1. Almonds Naturally Lower Cholesterol
Nuts have gotten a bad rap. Many people believe that eating nuts will add unwanted fat
to their diet. Research proves that consuming almonds and other nuts daily can have
health benefits.
Research shows that almonds can reduce cholesterol levels as much as statin drugs. In
fact, the Mayo Clinic lists nuts among it’s Top Five Foods to Lower Your Numbers.
Almonds are high in monounsaturated fats the same type of health-promoting fats
found in olive oil, which are health-promoting fats. They contain high amounts of vitamin
E, anexcellent source of antioxidants. Antioxidants help to prevent damage from free
radicals and reduce the risk of heart disease. Almonds are also high in magnesium,
which helps to improve blood flow. All of these benefits add up to one tasty and healthy
treat.
According to a study published by the University of Toronto, 2.5 ounces of almonds per
day can lower your blood cholesterol by up to 12 percent. In a three-month study of 27
patients with an average high-cholesterol level of 260 milligrams per deciliter of blood,
researchers found that eating 2.5 ounces of raw (2 small fistfuls), unblanched almonds
a day, led to a significant reduction in cholesterol.

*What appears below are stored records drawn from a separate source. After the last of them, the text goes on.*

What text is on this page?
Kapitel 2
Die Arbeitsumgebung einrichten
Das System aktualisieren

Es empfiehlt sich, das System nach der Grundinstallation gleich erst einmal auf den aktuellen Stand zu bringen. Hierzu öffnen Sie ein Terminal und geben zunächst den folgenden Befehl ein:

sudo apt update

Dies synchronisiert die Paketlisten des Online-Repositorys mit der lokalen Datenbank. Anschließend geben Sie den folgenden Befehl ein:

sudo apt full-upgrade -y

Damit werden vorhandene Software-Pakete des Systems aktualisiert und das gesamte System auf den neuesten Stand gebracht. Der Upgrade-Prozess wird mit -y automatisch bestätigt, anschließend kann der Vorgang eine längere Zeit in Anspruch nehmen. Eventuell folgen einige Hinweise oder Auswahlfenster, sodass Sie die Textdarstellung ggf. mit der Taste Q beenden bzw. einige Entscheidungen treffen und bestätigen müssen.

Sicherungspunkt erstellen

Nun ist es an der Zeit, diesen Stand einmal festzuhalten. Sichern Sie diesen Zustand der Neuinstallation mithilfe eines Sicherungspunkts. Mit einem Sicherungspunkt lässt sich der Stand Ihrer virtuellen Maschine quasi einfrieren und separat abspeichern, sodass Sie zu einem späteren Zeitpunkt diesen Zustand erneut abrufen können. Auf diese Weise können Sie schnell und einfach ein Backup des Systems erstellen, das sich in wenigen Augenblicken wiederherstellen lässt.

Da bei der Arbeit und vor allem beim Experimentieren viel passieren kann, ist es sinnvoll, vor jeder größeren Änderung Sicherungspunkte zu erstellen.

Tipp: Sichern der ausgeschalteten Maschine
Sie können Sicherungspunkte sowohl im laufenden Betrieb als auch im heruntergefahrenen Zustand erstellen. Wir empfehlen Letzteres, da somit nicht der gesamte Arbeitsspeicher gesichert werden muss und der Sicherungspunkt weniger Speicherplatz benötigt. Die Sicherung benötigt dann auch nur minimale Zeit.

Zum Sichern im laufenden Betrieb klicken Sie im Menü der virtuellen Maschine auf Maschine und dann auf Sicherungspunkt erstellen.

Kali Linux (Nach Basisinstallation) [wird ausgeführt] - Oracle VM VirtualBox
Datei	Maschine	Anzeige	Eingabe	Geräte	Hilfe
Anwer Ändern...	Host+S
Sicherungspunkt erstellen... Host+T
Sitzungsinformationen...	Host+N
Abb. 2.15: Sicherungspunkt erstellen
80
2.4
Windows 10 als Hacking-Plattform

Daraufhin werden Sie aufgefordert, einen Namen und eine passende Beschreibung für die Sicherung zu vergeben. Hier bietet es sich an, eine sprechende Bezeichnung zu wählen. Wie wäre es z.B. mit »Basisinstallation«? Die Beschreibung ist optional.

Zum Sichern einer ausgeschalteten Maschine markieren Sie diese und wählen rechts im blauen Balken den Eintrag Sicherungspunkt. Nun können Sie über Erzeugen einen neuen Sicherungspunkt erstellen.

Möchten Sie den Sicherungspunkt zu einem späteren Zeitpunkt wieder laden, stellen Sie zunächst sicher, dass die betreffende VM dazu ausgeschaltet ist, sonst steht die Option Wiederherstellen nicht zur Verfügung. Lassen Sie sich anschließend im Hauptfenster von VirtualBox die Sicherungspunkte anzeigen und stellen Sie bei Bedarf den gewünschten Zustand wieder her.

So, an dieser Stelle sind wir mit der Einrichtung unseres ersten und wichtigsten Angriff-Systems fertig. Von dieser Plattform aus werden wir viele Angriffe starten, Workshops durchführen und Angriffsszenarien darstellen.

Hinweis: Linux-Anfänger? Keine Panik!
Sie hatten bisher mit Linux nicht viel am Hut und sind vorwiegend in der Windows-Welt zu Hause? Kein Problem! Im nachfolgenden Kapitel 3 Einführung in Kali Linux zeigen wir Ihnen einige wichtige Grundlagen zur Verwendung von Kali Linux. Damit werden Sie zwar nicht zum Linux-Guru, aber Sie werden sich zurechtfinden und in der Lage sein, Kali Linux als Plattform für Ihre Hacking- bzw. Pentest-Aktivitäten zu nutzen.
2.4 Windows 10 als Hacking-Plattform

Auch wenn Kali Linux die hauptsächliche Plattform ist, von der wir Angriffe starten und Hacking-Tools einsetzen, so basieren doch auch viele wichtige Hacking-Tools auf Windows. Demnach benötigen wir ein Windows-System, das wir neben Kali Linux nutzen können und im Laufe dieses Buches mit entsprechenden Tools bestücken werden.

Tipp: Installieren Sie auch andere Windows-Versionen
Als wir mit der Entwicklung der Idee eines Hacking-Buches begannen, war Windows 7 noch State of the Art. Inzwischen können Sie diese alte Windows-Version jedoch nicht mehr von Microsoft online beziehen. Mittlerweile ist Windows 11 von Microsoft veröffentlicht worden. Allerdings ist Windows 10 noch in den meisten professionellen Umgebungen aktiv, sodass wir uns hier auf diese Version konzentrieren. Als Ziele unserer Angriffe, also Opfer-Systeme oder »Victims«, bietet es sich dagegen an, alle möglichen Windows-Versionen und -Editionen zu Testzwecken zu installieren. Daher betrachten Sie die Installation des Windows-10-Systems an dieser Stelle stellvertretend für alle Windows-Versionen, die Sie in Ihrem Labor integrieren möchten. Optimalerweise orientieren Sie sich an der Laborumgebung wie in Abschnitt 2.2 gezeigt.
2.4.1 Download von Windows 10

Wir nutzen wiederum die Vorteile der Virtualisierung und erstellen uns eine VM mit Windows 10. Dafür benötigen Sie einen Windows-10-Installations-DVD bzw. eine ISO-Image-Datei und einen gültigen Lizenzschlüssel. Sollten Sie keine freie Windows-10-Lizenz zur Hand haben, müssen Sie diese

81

Yes, it is true that nuts are high in calories. The good news is that you’ll benefit from just
a handful. Just make sure the nuts aren’t salted or coated with sugar. To receive the
most benefit from almonds it is best to eat then raw and whole.
To avoid eating too many nuts and gaining weight, use them sparingly and replace
foods high in saturated fat with nuts. For example, instead of using cheese, meat or
croutons in your salad, add a handful of almonds.